前述のとおり、トビムシは落葉層や土壌表層を優占する小型節足動物であり、菌類や枯死植物から上位捕食者への物質循環の橋渡しを担う性質から「陸のプランクトン」と呼ばれています。今回の研究により、トビムシは脂肪酸合成の側面からも海のプランクトンと類似した性質を持っていることが明らかとなりました。

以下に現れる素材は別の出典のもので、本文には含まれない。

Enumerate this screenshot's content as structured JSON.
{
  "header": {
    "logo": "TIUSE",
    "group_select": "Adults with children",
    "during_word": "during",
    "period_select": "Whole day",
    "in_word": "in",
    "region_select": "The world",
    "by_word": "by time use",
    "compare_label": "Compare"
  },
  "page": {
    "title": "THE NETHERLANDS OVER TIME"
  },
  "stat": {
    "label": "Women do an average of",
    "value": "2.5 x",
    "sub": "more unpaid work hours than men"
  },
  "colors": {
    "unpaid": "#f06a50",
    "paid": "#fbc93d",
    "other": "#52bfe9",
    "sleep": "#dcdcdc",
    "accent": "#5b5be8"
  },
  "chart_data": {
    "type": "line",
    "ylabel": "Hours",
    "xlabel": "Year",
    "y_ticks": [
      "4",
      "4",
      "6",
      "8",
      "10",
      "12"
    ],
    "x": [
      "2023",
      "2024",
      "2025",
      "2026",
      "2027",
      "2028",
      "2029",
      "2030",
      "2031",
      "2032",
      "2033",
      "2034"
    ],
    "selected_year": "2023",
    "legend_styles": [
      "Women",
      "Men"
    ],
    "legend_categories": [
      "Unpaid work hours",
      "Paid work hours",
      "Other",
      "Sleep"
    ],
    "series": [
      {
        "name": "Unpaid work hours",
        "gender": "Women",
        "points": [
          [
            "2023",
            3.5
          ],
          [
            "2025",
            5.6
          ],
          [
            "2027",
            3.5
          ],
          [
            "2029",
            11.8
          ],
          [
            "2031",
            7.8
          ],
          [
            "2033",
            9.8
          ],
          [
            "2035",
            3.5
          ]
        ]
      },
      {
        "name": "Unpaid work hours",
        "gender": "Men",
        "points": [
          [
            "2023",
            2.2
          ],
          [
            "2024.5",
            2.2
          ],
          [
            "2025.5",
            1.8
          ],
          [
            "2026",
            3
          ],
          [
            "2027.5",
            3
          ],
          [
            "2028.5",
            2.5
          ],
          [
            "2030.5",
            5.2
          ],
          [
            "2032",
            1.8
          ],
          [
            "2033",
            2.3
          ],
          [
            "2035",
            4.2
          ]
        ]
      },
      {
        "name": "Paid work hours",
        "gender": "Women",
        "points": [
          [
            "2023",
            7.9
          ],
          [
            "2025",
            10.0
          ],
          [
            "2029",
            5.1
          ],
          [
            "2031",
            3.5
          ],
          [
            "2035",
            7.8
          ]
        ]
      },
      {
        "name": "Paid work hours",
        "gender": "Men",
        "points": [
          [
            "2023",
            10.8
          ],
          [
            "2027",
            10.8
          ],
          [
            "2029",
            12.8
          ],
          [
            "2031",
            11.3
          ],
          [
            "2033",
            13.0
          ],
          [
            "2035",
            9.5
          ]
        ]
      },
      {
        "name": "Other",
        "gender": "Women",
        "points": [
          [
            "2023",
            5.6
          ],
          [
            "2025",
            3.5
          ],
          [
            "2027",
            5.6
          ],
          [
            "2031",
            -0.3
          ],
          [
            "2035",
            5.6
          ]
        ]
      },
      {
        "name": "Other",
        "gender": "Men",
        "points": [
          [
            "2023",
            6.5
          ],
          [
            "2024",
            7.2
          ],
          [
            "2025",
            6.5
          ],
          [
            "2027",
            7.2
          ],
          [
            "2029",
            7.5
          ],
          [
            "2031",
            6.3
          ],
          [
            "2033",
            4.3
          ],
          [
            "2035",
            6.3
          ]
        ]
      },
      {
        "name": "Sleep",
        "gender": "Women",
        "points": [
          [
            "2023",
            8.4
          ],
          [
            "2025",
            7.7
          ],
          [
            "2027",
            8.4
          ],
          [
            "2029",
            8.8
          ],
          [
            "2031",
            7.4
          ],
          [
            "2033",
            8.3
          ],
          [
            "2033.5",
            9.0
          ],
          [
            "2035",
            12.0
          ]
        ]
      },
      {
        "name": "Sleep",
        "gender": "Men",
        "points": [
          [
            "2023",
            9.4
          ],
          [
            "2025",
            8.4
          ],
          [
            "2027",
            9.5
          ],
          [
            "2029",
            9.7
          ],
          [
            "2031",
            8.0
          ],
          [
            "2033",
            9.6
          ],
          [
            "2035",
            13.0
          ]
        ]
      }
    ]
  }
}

トビムシのほかにも、カマアシムシ、コムシなど、土壌や落葉にはさまざまな「翅のない六脚類」が息づいています。これらの六脚類は、陸上への適応や翅の獲得といった、昆虫が地上で大繁栄するに至った進化的変遷を研究するうえで重要な材料となります。トビムシ以外の翅のない六脚類もEPA合成経路を有しているのであれば、六脚類は祖先的にEPA合成能を有しており、有翅昆虫への進化の過程でその能力を放棄した可能性が考えられます。今後の研究では、六脚類基部に分類される系統群の脂肪酸合成経路とその進化的変遷や生理的意義を紐解き、脂肪酸クオリティの変容の観点から六脚類の進化を理解する研究に発展させていきたいと思っています。

 

参考文献(* 責任著者)

  • Ohhara Y*, Sato A, Hirono-Hara Y, Hara KY, Yamakawa-Kobayashi K. Evolution of a horizontally acquired fatty acid desaturase enables the biosynthesis of omega-3 polyunsaturated fatty acids in Collembola.
    Insect Biochemistry and Molecular Biology, 183: 104381 (2025).
  • Ohhara, Y*., Sagisaka, C., Yamakawa-Kobayashi, K. The collembolan Sinella dubiosa produces eicosapentaenoic acid.
    Comp Biochem Physiol B Biochem Mol Biol. 269:110900 (2023).
  • Twining C*. W., Bernhardt J. R., Derry A. M., Hudson C. M., Ishikawa A., Kabeya N., Kainz M. J., Kitano J., Kowarik C., Ladd S. N., Leal M. C., Scharnweber K., Shipley J. R., Matthews B. The evolutionary ecology of fatty-acid variation: Implications for consumer adaptation and diversification. Ecology letters, 24(8), 1709–1731 (2021).

この記事を書いた人

大原裕也
大原裕也
静岡県立大学 食品栄養科学部 食品生命科学科 助教。
2014年 静岡県立大学大学院 生活健康科学研究科 博士後期課程修了。岡崎統合バイオサイエンスセンターおよびカリフォルニア大学リバーサイド校での博士研究員を経て、2015年10月より現職。おもに「虫」と「油」の研究を行っており、虫たちの発育を支える脂質シグナルの分子実体や、脂肪酸代謝の多様性やその進化的意義を垣間見たいと思っています。また、昆虫やトビムシを水産飼料として利用するための基礎研究にも従事しています。